Nun ist zu erwarten, dass die Gegner der Todesstrafe, bestärkt durch die jüngsten Zahlen, noch vehementer für einheitlichere Richtlinien eintreten und ein Moratorium fordern werden. Ein solches hatte im Juni bereits die "American Medical Association" verlangt - zumindest bis sicher gestellt sei, dass offene Fragen einschließlich der zuverlässigkeit von DNA-Verfahren zur Überführung des Täters gelöst sind. In die Schlagzeilen geriet vor allem Texas, wo Gouverneur George Bush als eiserner Verfechter der Todesstrafe zahlreiche Todesurteile bestätigt hat, bei denen Indizien gegen die Täterschaft des Verurteilten sprachen, oder äußerst fragwürdige psychiatrische Gutachten erstellt wurden.
Renommierte Vertreter der Demokraten haben mehrmals eine Aussetzung der Todesstrafe in den USA gefordert, so im April Senator Russell B. Feingold (Wisconsin) und der Abgeordnete Jesse L. Jackson (Illinois). "Wenn man in Texas ein Verbrechen begeht, das die Todesstrafe nach sich ziehen kann, dann bekommt man sie auch. Wenn man ein Weißer ist, bekommt man sie wahrscheinlich nicht", kritisiert der schwarze Bürgerrechtler Jackson den, wie er sagt, "Todesstrafen-Darwinismus" in seinem Land.
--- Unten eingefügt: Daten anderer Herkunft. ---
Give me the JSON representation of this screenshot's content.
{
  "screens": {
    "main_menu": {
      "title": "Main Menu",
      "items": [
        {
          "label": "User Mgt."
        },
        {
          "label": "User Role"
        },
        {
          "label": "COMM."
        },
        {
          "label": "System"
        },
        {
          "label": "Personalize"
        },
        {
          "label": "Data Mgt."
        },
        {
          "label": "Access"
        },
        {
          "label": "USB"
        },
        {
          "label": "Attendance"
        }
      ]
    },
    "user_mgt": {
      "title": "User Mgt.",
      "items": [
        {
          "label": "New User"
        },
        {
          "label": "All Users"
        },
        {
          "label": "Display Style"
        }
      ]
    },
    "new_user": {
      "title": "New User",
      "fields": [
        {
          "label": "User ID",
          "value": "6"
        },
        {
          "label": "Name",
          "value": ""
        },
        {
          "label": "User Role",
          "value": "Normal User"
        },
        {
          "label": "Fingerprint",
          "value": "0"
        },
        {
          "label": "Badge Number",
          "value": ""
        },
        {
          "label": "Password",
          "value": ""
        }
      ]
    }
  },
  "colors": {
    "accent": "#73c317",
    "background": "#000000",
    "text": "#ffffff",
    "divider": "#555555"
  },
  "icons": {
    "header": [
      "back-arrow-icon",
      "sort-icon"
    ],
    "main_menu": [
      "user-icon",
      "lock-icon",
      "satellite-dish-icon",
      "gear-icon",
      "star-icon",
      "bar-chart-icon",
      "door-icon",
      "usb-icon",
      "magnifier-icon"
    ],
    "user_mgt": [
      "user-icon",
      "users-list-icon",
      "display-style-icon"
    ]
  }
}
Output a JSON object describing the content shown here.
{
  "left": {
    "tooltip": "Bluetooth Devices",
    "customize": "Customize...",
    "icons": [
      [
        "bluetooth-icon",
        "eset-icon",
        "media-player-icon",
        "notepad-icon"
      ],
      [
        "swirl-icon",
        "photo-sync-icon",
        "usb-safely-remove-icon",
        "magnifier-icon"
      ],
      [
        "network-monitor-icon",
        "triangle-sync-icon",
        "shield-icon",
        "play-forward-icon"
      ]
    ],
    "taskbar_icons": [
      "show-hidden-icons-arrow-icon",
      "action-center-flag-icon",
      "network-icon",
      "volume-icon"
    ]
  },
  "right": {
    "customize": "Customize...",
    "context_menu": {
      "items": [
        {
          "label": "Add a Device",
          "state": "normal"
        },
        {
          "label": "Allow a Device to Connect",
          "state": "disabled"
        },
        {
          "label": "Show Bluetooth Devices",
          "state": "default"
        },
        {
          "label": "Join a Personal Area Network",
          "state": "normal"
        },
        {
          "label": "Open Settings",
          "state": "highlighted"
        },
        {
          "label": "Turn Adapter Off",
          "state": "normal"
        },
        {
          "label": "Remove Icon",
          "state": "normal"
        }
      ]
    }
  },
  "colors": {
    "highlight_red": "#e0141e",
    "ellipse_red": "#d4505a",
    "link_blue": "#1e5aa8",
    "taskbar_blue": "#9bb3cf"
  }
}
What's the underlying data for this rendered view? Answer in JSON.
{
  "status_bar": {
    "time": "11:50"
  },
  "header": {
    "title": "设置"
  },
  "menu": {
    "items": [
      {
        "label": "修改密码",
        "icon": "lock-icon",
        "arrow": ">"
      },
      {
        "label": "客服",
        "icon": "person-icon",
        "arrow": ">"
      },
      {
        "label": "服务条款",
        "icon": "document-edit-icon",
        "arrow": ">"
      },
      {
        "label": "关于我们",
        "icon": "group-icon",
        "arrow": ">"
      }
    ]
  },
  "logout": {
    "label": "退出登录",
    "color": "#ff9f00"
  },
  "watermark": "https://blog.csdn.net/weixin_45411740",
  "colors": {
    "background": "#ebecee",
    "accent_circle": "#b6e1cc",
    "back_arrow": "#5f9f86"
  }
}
Besondere Aufmerksamkeit erhält zur Zeit der Fall des Texaners Juan Raul Garza, der 1993 wegen dreifachen Mordes in Zusammenhang Drogengeschäften zum Tode verurteilt worden war. Sollte er hingerichtet werden, wäre dies das erste Mal seit 1963, dass die Regierung in Washington Grünes Licht für eine Exekution gibt. Der Hinrichtungstermin war kürzlich auf Initiative von Präsident Bill Clinton von 5. August auf 12. Dezember verschoben worden. Seine Anwälte hatten einen Aufschub beantragt und hoffen nun auf Begnadigung. Nach der gestern präsentierten Studie des Justizministeriums darf man gespannt sein. Reno hat aber bereits klar gestellt, dass sie von einem Moratorium nichts hält.